Displays username, but not maiden or last name.

[Scotty13]

This just displays the username aka first name. I want it to also display the member’s last name and maiden name if they have one. /////// Mechanism to Display Real Name Next to Username - real name(username) //////////////////////////if ($firstname != "") {$mainNameLine = "$firstname $maidenname $lastname ($username)";$username = $firstname;} else {$mainNameLine = $username; $maidenname; $lastname;} I want to display maiden and last name along with the user name. I've tried everything I could think of. Any suggestions?

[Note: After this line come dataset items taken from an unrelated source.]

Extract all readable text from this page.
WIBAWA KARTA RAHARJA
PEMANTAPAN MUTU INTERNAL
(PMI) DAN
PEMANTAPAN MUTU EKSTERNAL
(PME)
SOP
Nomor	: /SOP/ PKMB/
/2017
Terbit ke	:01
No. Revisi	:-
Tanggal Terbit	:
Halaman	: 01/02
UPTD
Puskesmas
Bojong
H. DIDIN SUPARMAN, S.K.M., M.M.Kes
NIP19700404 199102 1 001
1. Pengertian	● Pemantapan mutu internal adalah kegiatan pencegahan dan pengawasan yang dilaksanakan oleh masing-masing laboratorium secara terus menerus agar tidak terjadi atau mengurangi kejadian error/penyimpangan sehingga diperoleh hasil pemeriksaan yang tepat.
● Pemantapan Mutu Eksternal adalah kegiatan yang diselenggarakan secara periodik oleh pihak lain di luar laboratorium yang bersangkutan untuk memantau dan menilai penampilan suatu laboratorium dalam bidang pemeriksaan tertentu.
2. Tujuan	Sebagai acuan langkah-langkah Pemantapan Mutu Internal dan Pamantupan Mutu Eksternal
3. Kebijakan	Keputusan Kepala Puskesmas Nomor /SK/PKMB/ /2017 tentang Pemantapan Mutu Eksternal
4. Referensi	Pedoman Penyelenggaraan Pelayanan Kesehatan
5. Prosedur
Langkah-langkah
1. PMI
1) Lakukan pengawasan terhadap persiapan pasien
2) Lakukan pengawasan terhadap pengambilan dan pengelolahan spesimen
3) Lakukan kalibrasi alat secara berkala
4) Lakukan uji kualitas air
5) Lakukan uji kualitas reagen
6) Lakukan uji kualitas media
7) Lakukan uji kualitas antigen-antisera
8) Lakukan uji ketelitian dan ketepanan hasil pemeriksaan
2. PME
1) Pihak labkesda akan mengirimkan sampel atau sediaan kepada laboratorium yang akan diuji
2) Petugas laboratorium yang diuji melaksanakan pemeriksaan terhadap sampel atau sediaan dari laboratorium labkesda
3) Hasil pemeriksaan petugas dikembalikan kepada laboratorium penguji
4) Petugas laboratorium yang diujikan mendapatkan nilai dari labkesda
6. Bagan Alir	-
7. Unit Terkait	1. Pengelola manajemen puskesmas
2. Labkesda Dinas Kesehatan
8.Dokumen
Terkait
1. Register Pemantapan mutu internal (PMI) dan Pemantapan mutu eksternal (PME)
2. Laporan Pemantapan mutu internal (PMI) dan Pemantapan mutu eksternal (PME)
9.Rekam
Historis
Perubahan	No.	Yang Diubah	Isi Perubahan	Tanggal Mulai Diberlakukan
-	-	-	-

Thanks,Scott

[ckrudelux]

To start with you can't use end of line like this.

$mainNameLine = $username; $maidenname; $lastname;

Should be like this.

$mainNameLine = $username . $maidenname . $lastname;

Also you maybe want some space between them?

$mainNameLine = $username ." ". $maidenname ." ". $lastname;

This is how you could add everything to one variable:

//If firstname is not null set firstname else set usernameif($firstname)$mainNameLine = $firstname;else$mainNameLine = $username; //If maidenname is not null add maidennameif($maidenname)$mainNameLine .= " ".$maidenname; //If lastname is not null add lastnameif($lastname)$mainNameLine .= " ".$lastname; //If firstname is not null add usernameif($firstname)$mainNameLine .= " (".$username.")";

" .= " adds to the current value while " = " set the value.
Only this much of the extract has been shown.